Prescriptions relatives aux éléments de petit patrimoine bâti repérés au plan de zonage Dans le cas de travaux portant sur des éléments de petit patrimoine bâti (croix, puits,
piliers, murs...), ceux-ci visent à restituer à ces éléments leur aspect initial.
Prescriptions relatives aux murs repérés au plan de zonage
Dans le cas de travaux portant sur des murs, ceux-ci visent à restituer à ces éléments leur fonctionnalité et leur apparence initiale. Une démolition partielle pourra néanmoins être tolérée pour les besoins d’aménagements visant à desservir une parcelle mais dans ce cas, elle ne devra pas menacer la sécurité et la solidité du reste de l’ouvrage.PLU DE PORT D’ENVAUX | REGLEMENT D’URBANISME 13
ARTICLE 3 - DISPOSITIONS RELATIVES AUX ÉLÉMENTS REPERES AU TITRE DE L’ARTICLE L151- 23 DU CODE DE L’URBANISME – INVENTAIRE DU PATRIMOINE
Tous travaux ayant pour effet de détruire ou de modifier un élément de paysage identifié sur les documents graphiques du zonage, en application de l’ article L.151‐23 du code de l’urbanisme et non soumis à un régime spécifique d’autorisation, doivent faire l’objet d’une déclaration préalable et/ ou d’un permis de démolir dans les conditions prévues au code de l’urbanisme.

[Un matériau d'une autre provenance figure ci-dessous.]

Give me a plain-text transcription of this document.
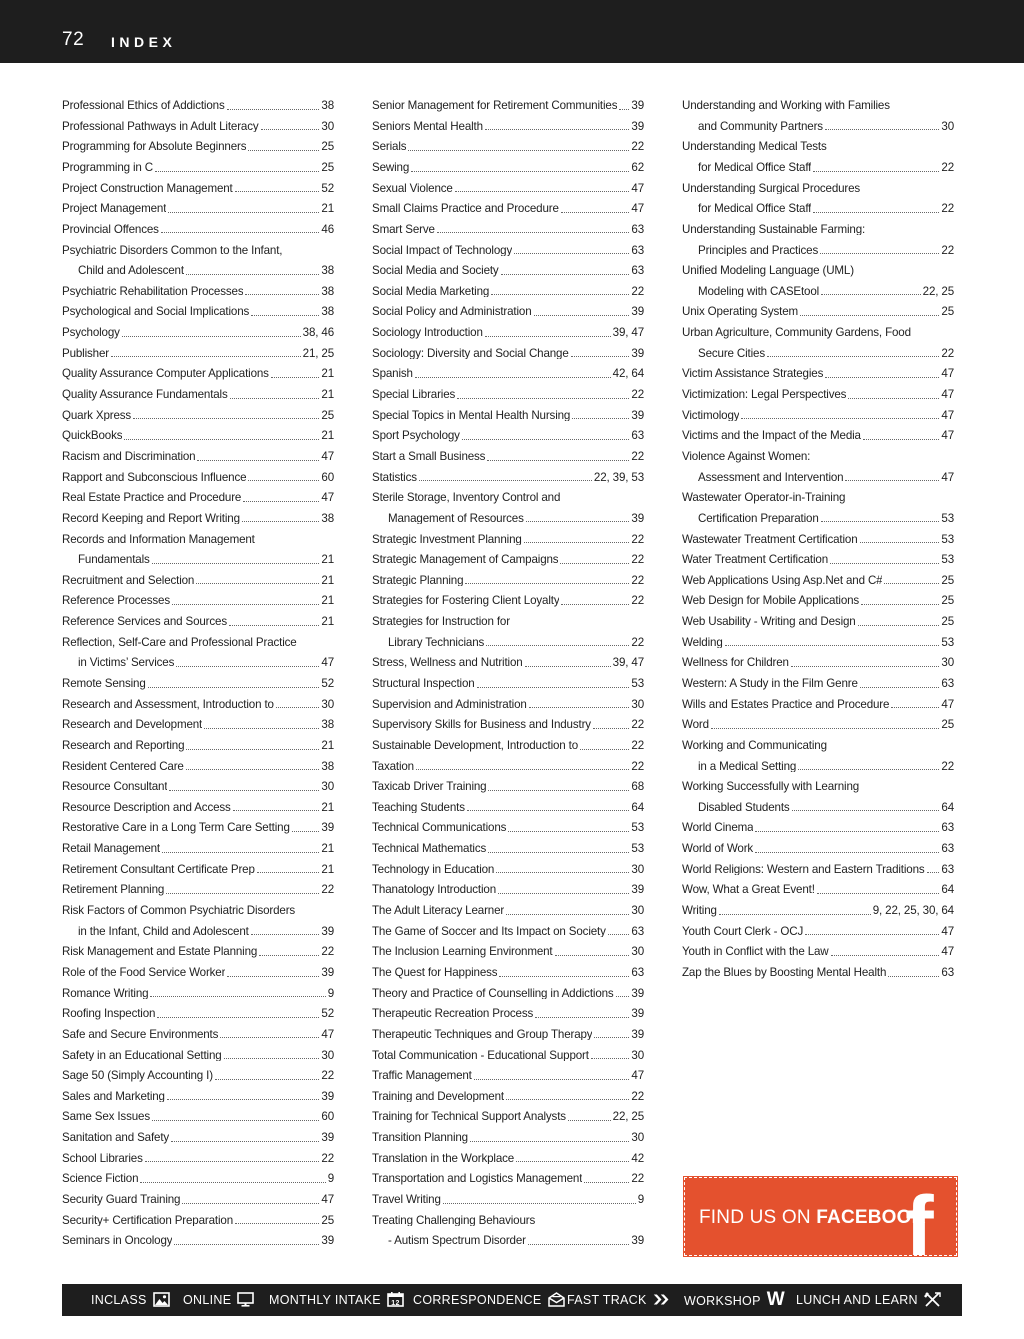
72 INDEX
Professional Ethics of Addictions	38
Professional Pathways in Adult Literacy	30
Programming for Absolute Beginners	25
Programming in C	25
Project Construction Management	52
Project Management	21
Provincial Offences	46
Psychiatric Disorders Common to the Infant,
Child and Adolescent	38
Psychiatric Rehabilitation Processes	38
Psychological and Social Implications	38
Psychology	38, 46
Publisher	21, 25
Quality Assurance Computer Applications	21
Quality Assurance Fundamentals	21
Quark Xpress	25
QuickBooks	21
Racism and Discrimination	47
Rapport and Subconscious Influence	60
Real Estate Practice and Procedure	47
Record Keeping and Report Writing	38
Records and Information Management
Fundamentals	21
Recruitment and Selection	21
Reference Processes	21
Reference Services and Sources	21
Reflection, Self-Care and Professional Practice
in Victims’ Services	47
Remote Sensing	52
Research and Assessment, Introduction to	30
Research and Development	38
Research and Reporting	21
Resident Centered Care	38
Resource Consultant	30
Resource Description and Access	21
Restorative Care in a Long Term Care Setting	39
Retail Management	21
Retirement Consultant Certificate Prep	21
Retirement Planning	22
Risk Factors of Common Psychiatric Disorders
in the Infant, Child and Adolescent	39
Risk Management and Estate Planning	22
Role of the Food Service Worker	39
Romance Writing	9
Roofing Inspection	52
Safe and Secure Environments	47
Safety in an Educational Setting	30
Sage 50 (Simply Accounting I)	22
Sales and Marketing	39
Same Sex Issues	60
Sanitation and Safety	39
School Libraries	22
Science Fiction	9
Security Guard Training	47
Security+ Certification Preparation	25
Seminars in Oncology	39
Senior Management for Retirement Communities 39
Seniors Mental Health	39
Serials	22
Sewing	62
Sexual Violence	47
Small Claims Practice and Procedure	47
Smart Serve	63
Social Impact of Technology	63
Social Media and Society	63
Social Media Marketing	22
Social Policy and Administration	39
Sociology Introduction	39, 47
Sociology: Diversity and Social Change	39
Spanish	42, 64
Special Libraries	22
Special Topics in Mental Health Nursing	39
Sport Psychology	63
Start a Small Business	22
Statistics	22, 39, 53
Sterile Storage, Inventory Control and
Management of Resources	39
Strategic Investment Planning	22
Strategic Management of Campaigns	22
Strategic Planning	22
Strategies for Fostering Client Loyalty	22
Strategies for Instruction for
Library Technicians	22
Stress, Wellness and Nutrition	39, 47
Structural Inspection	53
Supervision and Administration	30
Supervisory Skills for Business and Industry	22
Sustainable Development, Introduction to	22
Taxation	22
Taxicab Driver Training	68
Teaching Students	64
Technical Communications	53
Technical Mathematics	53
Technology in Education	30
Thanatology Introduction	39
The Adult Literacy Learner	30
The Game of Soccer and Its Impact on Society 63
The Inclusion Learning Environment	30
The Quest for Happiness	63
Theory and Practice of Counselling in Addictions 39
Therapeutic Recreation Process	39
Therapeutic Techniques and Group Therapy	39
Total Communication - Educational Support	30
Traffic Management	47
Training and Development	22
Training for Technical Support Analysts	22, 25
Transition Planning	30
Translation in the Workplace	42
Transportation and Logistics Management	22
Travel Writing	9
Treating Challenging Behaviours
- Autism Spectrum Disorder	39
Understanding and Working with Families
and Community Partners	30
Understanding Medical Tests
for Medical Office Staff	22
Understanding Surgical Procedures
for Medical Office Staff	22
Understanding Sustainable Farming:
Principles and Practices	22
Unified Modeling Language (UML)
Modeling with CASEtool	22, 25
Unix Operating System	25
Urban Agriculture, Community Gardens, Food
Secure Cities	22
Victim Assistance Strategies	47
Victimization: Legal Perspectives	47
Victimology	47
Victims and the Impact of the Media	47
Violence Against Women:
Assessment and Intervention	47
Wastewater Operator-in-Training
Certification Preparation	53
Wastewater Treatment Certification	53
Water Treatment Certification	53
Web Applications Using Asp.Net and C#	25
Web Design for Mobile Applications	25
Web Usability - Writing and Design	25
Welding	53
Wellness for Children	30
Western: A Study in the Film Genre	63
Wills and Estates Practice and Procedure	47
Word	25
Working and Communicating
in a Medical Setting	22
Working Successfully with Learning
Disabled Students	64
World Cinema	63
World of Work	63
World Religions: Western and Eastern Traditions 63
Wow, What a Great Event!	64
Writing	9, 22, 25, 30, 64
Youth Court Clerk - OCJ	47
Youth in Conflict with the Law	47
Zap the Blues by Boosting Mental Health	63
FIND US ON FACEBOOK
f
INCLASS	ONLINE	MONTHLY INTAKE 12 CORRESPONDENCE FAST TRACK	WORKSHOP W LUNCH AND LEARN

Prescriptions relatives à la préservation des haies, linéaires d’arbres et arbres isolés repérés au plan de zonage
Il s’agit de garantir leur préservation (en prenant garde à la qualité et à l’époque de la coupe) et leur croissance optimale en fonction du site. Ainsi le dessouchage des haies et des
arbres inventoriés est interdit sauf si leur état sanitaire (maladie…) ou un enjeu fonctionnel (besoin d’aménager un accès…) ou sécuritaire (sécurité des biens ou des personnes, sécurité
routière) le justifie et dans ce cas sous réserve d’en replanter l’équivalent sur le territoire communal.
Pour les arbres protégés, leur coupe n’est tolérée que pour garantir leur bon état et ne doit pas mettre en péril le sujet et son aspect.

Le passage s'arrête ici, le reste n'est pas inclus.